In this study, acoustic emission (AE) was used to monitor the whole process of tensile and fracture of the self-compacting rubber concrete (SCRC) under four-point bending. The AE activities of SCRC during the stretching and fracture process were analyzed by statistical methods to correlate the process of crack propagation with changes in mechanical properties. And by comparing the tensile and fracture properties, the change patterns of crack mode, the cumulative events and energy of AE in the bending process of SCRC with different rubber particles content, the influence of the incorporated rubber particles on the propagation of microcracks, and the macroscopic fracture mechanism were analyzed.
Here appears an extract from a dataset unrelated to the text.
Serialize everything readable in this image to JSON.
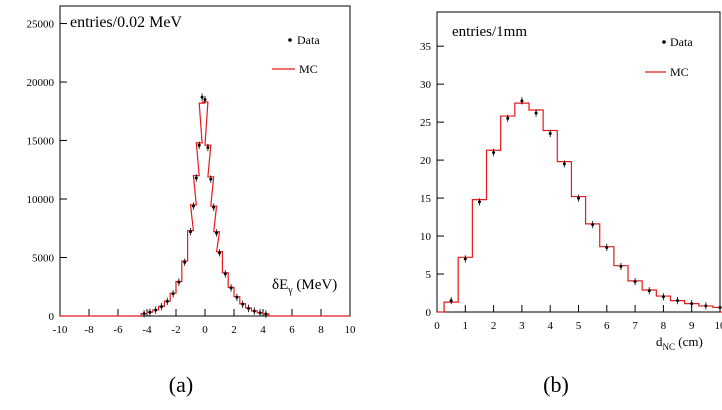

Studies showed that with the incorporation of rubber particles, the ductility of the concrete before and after cracking was improved. Due to the weak bonding surface between the rubber particles and the matrix, the microcracks began to propagate at low-stress levels and developed steadily throughout the stretching process. As the rubber content increased, more rubber components participated in the tensile and fracture process. Because of the elastic stretching of rubber particles, the tensile deformation capacity and fracture properties of the concrete have been improved. And in the whole process of tensile and fracture, the cracking of the weak cemented surface of the matrix and the pulling of the rubber particles were more likely to cause shear mode cracks.